Task hub names must start with a letter and consist of only letters and numbers. If not specified, the default task hub name for a function app is DurableFunctionsHub. For more information, see Task hubs.

Property Default Description
HubName DurableFunctionsHub Alternate task hub names can be used to isolate multiple Durable Functions applications from each other, even if theyre using the same storage backend.
ControlQueueBatchSize 32 The number of messages to pull from the control queue at a time.
PartitionCount 4 The partition count for the control queue. May be a positive integer between 1 and 16.
ControlQueueVisibilityTimeout 5 minutes The visibility timeout of dequeued control queue messages.
WorkItemQueueVisibilityTimeout 5 minutes The visibility timeout of dequeued work item queue messages.
MaxConcurrentActivityFunctions 10X the number of processors on the current machine The maximum number of activity functions that can be processed concurrently on a single host instance.
MaxConcurrentOrchestratorFunctions 10X the number of processors on the current machine The maximum number of orchestrator functions that can be processed concurrently on a single host instance.
AzureStorageConnectionStringName AzureWebJobsStorage The name of the app setting that has the Azure Storage connection string used to manage the underlying Azure Storage resources.

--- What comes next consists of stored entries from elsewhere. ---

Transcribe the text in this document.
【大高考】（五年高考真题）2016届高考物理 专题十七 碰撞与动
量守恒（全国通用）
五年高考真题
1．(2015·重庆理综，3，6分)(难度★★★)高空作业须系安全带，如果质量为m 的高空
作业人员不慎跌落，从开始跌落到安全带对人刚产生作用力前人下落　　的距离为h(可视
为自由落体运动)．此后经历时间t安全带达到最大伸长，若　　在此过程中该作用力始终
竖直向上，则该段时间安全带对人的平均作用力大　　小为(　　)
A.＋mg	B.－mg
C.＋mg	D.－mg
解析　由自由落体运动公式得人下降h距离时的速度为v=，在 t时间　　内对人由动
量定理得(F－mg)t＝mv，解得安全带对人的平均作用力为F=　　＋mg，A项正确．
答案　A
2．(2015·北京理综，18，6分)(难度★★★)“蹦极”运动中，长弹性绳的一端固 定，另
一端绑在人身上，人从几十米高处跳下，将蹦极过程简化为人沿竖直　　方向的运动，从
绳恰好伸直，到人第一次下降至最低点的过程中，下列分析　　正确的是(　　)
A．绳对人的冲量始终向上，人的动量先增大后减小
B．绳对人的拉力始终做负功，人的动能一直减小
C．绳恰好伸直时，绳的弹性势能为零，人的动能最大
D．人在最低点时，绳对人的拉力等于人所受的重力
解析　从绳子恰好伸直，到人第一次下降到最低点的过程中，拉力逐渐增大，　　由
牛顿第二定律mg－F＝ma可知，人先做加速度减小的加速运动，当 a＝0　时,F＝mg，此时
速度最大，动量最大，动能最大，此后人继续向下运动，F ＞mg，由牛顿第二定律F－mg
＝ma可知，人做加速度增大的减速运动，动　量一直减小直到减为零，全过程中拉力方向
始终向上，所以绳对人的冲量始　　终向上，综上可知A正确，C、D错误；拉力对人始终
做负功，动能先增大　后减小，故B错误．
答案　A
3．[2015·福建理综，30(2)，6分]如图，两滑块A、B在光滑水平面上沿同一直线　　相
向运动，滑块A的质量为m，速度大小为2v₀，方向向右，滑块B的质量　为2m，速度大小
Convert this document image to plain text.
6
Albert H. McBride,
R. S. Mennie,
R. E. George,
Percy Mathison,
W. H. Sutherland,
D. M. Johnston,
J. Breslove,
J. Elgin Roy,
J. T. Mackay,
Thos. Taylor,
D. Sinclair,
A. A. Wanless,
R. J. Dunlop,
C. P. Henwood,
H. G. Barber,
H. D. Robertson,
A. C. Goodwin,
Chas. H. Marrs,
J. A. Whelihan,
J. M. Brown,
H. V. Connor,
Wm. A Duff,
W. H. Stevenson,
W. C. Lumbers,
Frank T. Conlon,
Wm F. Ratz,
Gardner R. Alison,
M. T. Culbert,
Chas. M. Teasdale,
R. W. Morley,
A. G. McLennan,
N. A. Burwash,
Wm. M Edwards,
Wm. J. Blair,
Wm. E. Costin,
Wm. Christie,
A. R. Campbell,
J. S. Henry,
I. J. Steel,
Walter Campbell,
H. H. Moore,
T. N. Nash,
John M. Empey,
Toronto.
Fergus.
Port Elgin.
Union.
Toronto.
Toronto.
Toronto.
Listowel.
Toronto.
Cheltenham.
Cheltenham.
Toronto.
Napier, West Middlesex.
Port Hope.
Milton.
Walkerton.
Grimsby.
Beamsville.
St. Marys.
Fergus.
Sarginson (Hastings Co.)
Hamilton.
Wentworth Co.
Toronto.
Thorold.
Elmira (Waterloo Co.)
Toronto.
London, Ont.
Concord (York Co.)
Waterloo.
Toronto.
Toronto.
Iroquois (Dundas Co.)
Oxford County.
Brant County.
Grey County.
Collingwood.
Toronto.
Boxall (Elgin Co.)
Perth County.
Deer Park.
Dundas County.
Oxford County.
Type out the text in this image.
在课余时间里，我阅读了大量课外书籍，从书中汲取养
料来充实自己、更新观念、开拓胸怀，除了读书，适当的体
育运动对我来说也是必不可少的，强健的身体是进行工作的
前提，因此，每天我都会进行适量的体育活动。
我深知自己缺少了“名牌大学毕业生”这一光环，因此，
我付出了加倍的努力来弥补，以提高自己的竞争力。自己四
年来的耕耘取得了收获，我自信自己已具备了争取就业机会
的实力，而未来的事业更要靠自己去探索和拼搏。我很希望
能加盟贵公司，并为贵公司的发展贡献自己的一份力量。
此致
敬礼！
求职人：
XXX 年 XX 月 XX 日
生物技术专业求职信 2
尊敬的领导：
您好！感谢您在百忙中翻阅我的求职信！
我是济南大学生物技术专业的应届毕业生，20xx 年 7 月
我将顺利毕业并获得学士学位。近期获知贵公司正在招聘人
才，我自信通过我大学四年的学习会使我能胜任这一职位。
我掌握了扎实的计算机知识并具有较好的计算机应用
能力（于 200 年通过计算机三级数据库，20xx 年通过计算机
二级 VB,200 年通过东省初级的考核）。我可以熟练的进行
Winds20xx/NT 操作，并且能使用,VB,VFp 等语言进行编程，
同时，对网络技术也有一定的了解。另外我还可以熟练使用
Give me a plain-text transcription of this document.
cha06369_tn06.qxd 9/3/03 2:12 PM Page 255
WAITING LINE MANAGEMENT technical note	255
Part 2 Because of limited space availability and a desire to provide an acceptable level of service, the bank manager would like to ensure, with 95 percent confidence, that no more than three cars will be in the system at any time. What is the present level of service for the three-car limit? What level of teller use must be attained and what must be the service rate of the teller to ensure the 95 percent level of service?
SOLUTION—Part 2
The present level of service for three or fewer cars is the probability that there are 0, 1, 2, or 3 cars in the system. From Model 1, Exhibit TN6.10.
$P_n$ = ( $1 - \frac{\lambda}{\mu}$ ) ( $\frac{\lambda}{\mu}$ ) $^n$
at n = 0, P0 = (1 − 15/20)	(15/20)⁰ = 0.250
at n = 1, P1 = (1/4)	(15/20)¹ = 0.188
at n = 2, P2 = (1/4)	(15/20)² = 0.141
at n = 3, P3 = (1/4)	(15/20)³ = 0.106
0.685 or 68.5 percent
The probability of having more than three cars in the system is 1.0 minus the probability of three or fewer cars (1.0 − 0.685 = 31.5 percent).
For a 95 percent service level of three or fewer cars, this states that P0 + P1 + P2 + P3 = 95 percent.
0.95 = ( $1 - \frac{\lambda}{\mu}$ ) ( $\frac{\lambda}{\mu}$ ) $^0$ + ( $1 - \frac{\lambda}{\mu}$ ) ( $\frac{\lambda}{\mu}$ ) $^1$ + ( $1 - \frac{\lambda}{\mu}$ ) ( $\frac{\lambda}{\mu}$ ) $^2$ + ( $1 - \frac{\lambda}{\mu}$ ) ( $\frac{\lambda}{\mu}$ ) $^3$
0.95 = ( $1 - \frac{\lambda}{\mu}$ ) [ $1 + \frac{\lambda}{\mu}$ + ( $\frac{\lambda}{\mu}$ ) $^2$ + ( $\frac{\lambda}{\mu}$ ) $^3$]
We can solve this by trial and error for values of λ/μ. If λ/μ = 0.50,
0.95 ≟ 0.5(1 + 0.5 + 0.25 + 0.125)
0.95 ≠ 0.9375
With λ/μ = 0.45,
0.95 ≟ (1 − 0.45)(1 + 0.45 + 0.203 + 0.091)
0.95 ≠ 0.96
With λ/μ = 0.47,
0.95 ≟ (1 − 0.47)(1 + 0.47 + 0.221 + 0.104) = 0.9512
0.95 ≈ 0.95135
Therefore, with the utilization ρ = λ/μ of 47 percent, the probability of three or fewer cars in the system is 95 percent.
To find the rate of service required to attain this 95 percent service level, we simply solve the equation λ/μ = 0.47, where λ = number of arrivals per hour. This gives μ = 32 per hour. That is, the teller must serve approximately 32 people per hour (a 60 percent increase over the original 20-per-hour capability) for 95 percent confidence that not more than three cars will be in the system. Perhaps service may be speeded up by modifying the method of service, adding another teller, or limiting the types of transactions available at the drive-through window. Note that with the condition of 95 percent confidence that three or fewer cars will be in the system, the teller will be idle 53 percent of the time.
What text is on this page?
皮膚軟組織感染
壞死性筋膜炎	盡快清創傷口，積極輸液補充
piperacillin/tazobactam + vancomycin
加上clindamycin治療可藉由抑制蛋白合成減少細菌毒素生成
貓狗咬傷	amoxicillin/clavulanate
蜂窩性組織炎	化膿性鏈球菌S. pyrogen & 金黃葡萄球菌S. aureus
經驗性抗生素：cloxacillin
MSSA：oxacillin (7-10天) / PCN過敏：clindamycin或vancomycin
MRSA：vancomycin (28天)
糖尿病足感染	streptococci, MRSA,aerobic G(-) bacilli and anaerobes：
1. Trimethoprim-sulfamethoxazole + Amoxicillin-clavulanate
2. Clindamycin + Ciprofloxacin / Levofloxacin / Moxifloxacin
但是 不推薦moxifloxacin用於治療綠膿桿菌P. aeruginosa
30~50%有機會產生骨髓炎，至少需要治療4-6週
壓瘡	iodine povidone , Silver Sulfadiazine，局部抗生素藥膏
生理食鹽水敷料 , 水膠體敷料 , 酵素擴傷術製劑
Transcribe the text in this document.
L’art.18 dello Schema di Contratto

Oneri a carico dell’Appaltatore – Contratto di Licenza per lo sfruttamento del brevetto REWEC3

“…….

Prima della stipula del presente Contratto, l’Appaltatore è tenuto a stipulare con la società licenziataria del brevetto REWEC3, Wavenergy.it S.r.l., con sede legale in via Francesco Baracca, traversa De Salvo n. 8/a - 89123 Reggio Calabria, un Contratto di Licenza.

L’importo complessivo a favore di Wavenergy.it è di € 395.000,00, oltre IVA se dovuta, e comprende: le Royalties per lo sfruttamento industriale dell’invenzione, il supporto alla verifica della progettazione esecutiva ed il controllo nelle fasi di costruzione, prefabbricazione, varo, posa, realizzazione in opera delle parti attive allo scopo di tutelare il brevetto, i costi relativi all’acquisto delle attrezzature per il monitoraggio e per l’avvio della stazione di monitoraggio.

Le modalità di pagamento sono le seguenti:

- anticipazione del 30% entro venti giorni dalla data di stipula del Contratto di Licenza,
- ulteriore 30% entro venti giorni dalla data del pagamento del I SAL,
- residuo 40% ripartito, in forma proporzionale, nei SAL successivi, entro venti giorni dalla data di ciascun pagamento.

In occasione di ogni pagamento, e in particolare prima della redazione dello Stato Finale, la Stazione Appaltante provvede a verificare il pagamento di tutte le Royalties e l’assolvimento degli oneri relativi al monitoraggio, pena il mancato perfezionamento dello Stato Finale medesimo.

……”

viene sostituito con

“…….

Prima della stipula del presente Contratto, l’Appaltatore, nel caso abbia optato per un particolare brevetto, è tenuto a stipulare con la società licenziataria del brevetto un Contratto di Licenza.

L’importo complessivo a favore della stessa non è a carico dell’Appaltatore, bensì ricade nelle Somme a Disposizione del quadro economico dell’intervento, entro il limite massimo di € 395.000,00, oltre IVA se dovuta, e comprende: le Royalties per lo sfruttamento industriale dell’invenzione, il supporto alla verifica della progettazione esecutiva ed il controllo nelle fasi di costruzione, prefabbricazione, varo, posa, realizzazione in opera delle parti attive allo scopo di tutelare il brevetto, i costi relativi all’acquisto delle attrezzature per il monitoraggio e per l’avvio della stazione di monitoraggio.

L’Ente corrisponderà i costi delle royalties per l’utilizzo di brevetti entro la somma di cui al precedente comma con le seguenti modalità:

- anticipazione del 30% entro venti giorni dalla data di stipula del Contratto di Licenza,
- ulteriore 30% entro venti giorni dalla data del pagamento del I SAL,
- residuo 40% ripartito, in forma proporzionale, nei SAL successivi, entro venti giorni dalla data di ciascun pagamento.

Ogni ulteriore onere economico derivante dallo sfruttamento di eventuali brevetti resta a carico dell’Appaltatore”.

TraceInputsAndOutputs false A value indicating whether to trace the inputs and outputs of function calls. The default behavior when tracing function execution events is to include the number of bytes in the serialized inputs and outputs for function calls. This provides minimal information about what the inputs and outputs look like without bloating the logs or inadvertently exposing sensitive information to the logs. Setting this property to true causes the default function logging to log the entire contents of function inputs and outputs.
LogReplayEvents false A value indicating whether to write orchestration replay events to Application Insights.
EventGridTopicEndpoint The URL of an Azure Event Grid custom topic endpoint. When this property is set, orchestration life cycle notification events are published to this endpoint. This property supports App Settings resolution.
EventGridKeySettingName The name of the app setting containing the key used for authenticating with the Azure Event Grid custom topic at EventGridTopicEndpoint.
EventGridPublishRetryCount 0 The number of times to retry if publishing to the Event Grid Topic fails.
EventGridPublishRetryInterval 5 minutes The Event Grid publishes retry interval in the hh:mm:ss format.